De La Espriella dice que romperá con Cuba y Nicaragua si llega al poder
Imagen: El Tiempo - Política
Abelardo De La Espriella anunció que, si llega al poder, Colombia romperá relaciones diplomáticas con Cuba y Nicaragua. La decisión haría parte de una reorganización completa del servicio exterior y marca una línea dura frente a regímenes a los que califica como tiranías.
Abelardo De La Espriella anunció que, en caso de llegar a la Presidencia, su Gobierno no mantendrá relaciones diplomáticas con Cuba ni con Nicaragua, una decisión que presentó como parte de una reorganización integral del servicio exterior colombiano. El pronunciamiento marca desde ya una postura de ruptura frente a dos países con los que Bogotá ha sostenido vínculos políticos y diplomáticos en distintos momentos, y deja ver que su eventual política exterior estaría definida por un enfoque abiertamente confrontacional con gobiernos que él considera autoritarios.

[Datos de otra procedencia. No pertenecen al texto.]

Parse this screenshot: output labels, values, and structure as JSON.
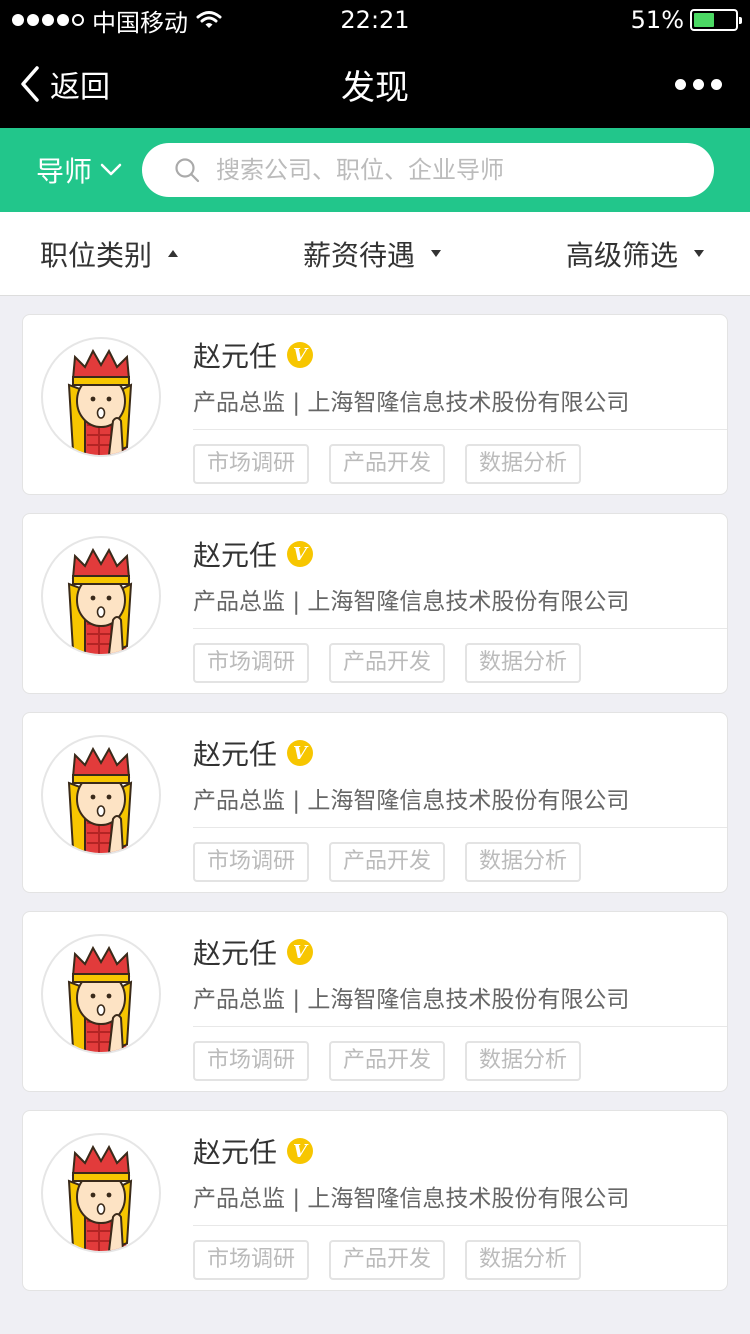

Según informó El Tiempo - Política, la posición fue planteada en un comunicado en el que el precandidato justificó su decisión con un lenguaje duro contra los regímenes de La Habana y Managua, a los que describió como tiranías. Más allá del gesto político, el anuncio funciona como una declaración de principios hacia un sector del electorado que reclama una política exterior más alineada con la defensa de la democracia y más distante de gobiernos de izquierda en la región. En términos prácticos, una medida de ese calibre implicaría cerrar canales diplomáticos que hoy sirven para gestiones consulares, conversaciones sobre cooperación y manejo de crisis regionales.
La apuesta no es menor. Colombia ha utilizado históricamente su política exterior para equilibrar principios y pragmatismo, especialmente en una región donde los vínculos con Cuba han tenido relevancia en procesos de paz, mientras que Nicaragua se ha convertido en un foco de tensión por la deriva autoritaria de Daniel Ortega y la persecución a opositores. Romper relaciones no solo tendría efectos simbólicos: también podría complicar trámites para ciudadanos colombianos, limitar márgenes de interlocución en asuntos migratorios y reducir la capacidad del Estado para intervenir o mediar en escenarios donde la diplomacia silenciosa suele ser la única herramienta disponible. En un país donde la política exterior rara vez ocupa el centro del debate público, esta clase de anuncios suele buscar también un efecto interno: marcar identidad, fidelizar votantes y diferenciarse con claridad de la diplomacia tradicional.
El trasfondo, sin embargo, es más amplio que una simple disputa ideológica. Si esta postura se mantiene como eje de una eventual campaña o de un futuro gobierno, Colombia podría entrar en una etapa de política exterior más alineada con gobiernos y sectores que privilegian el aislamiento de regímenes considerados antidemocráticos. Eso puede darle coherencia a un relato político, pero también abrir costos concretos para la ciudadanía, desde la atención consular hasta la capacidad del país para moverse con flexibilidad en una región cada vez más fragmentada. En diplomacia, los gestos envían mensajes; el problema es que a veces también cierran puertas que luego cuesta años volver a abrir.